In the manually created episodes, I had the theme music (by Kevin MacLeod) duck when the introduction started, then fade out completely over a few seconds. This was quite difficult to achieve with the command line, so in the end instead of a nice fading duck, I just abruptly drop the volume a second before the intro speech. It’s a compromise, but not a bad one. The SoX fade command fades the music completely out a few seconds after that.

Final result

Here’s a summary of the overall process, with extra detail.

  1. Set up
    1. Ask user for episode number and title.
    2. Provide pre-created audio parts (old bits, or record new bits).
    3. Set standard filenames to use
    4. Set variables to use.
  2. Create audio files
    1. Generate speech parts using espeak and provided episode number and title.
    2. Generate logotone.
      1. Generate random beeping using SoX.
      2. Generate logotone speech using espeak.
      3. Mix together using SoX.
    3. Generate intro with music
      1. Drop volume of theme music 20 seconds in (just after the drums start) using SoX.
      2. Add silence of about 21 seconds to start of intro speech SoX.
      3. Mix together using SoX.
  3. Create artwork
    1. Generate logo using ImageMagick.
    2. Generate background image using ImageMagick to create rays and a big episode number.
    3. Generate artwork text using using ImageMagick and provided episode number and title.
    4. Combine artwork and text elements using ImageMagick.
  4. Feed audio parts to SoX, which concatenates them into a WAV file, in the following order:
    1. episode number speech
    2. intro with music (“Hello, and welcome…”)
    3. logotone
    4. part 1
    5. logotone
    6. part 2
    7. logotone
    8. part 3
    9. logotone
    10. outro (“That’s all…”)
    11. music and credits
  5. Convert WAV to MP3 file using SoX.
  6. Tag MP3 with artwork and other information (artist, album) using eyeD3.
  7. Apply compressor to improve audio balance and quality.
  8. Delete temporary files.

Result

The resulting file has all the right parts, sounds good, the graphics do the job, and the whole thing only takes about 15 seconds to generate. I’m pleased with the result, and I look forward to changing the script to take some recorded podcast content and combine it with the automatically generated stuff. That will be the real test, and the whole point of this exercise.

Thoughts

One of the fun parts of the Coiled Spring was the creation of all the fun little bits and pieces, which would differ from episode to episode. Will they be sacrificed in this new drive for efficiency? No, they will remain, when I get the chance to make them, but I don’t want to have them get in the way of actually releasing material. I’d rather have a bunch of cookie-cutter episodes with similar structures than nothing at all. And as I become more proficient with the tools, maybe new features will be added to keep things interesting.

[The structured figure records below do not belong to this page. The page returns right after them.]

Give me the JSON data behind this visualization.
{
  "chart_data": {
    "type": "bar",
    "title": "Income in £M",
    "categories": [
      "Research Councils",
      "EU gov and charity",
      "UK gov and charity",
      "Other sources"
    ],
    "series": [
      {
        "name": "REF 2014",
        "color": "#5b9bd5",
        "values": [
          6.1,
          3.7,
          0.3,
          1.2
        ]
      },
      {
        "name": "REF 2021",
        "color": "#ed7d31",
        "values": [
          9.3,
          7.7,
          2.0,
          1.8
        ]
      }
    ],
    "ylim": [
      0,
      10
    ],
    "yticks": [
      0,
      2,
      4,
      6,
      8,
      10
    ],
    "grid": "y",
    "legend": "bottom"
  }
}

In the meantime, I will use this new system to bash out (geddit???!?!) some episodes while I have the urge.

What’s Next?

I’m sure the script as it stands has some inefficiencies in it. I have some items I would like to fix if I get the chance, or if anyone fancied lending me a hand.

  • Get rid of so many temporary files by using pipes and other things to feed results of one command to another command directly
  • Tweak the settings to make the voice a little better (the espeak voice, obviously, ahem)
  • Tweak the compression settings to improve the audio quality.
  • Tweak the sample rate to improve the audio quality.
  • Generate multiple logotones instead of just having one repeated. Perhaps say, “End of Part 1 of the Coiled Spring” etc. Use different random beeps in each one, or even a different sound effect.
  • Put the reused files in a different directory, and create the new files in their own directory. This is tricky with bash.
  • Get the script to open a browser, go to OpenStreetMap, find a relevant place (maybe ask for a location (or just a URL to be simple)), use a command-line screenshot tool to grab the map, use ImageMagick to manipulate the image (rotate, crop, filter), and then use that as a background. Maybe just provide a map image, and randomly crop it for each episode.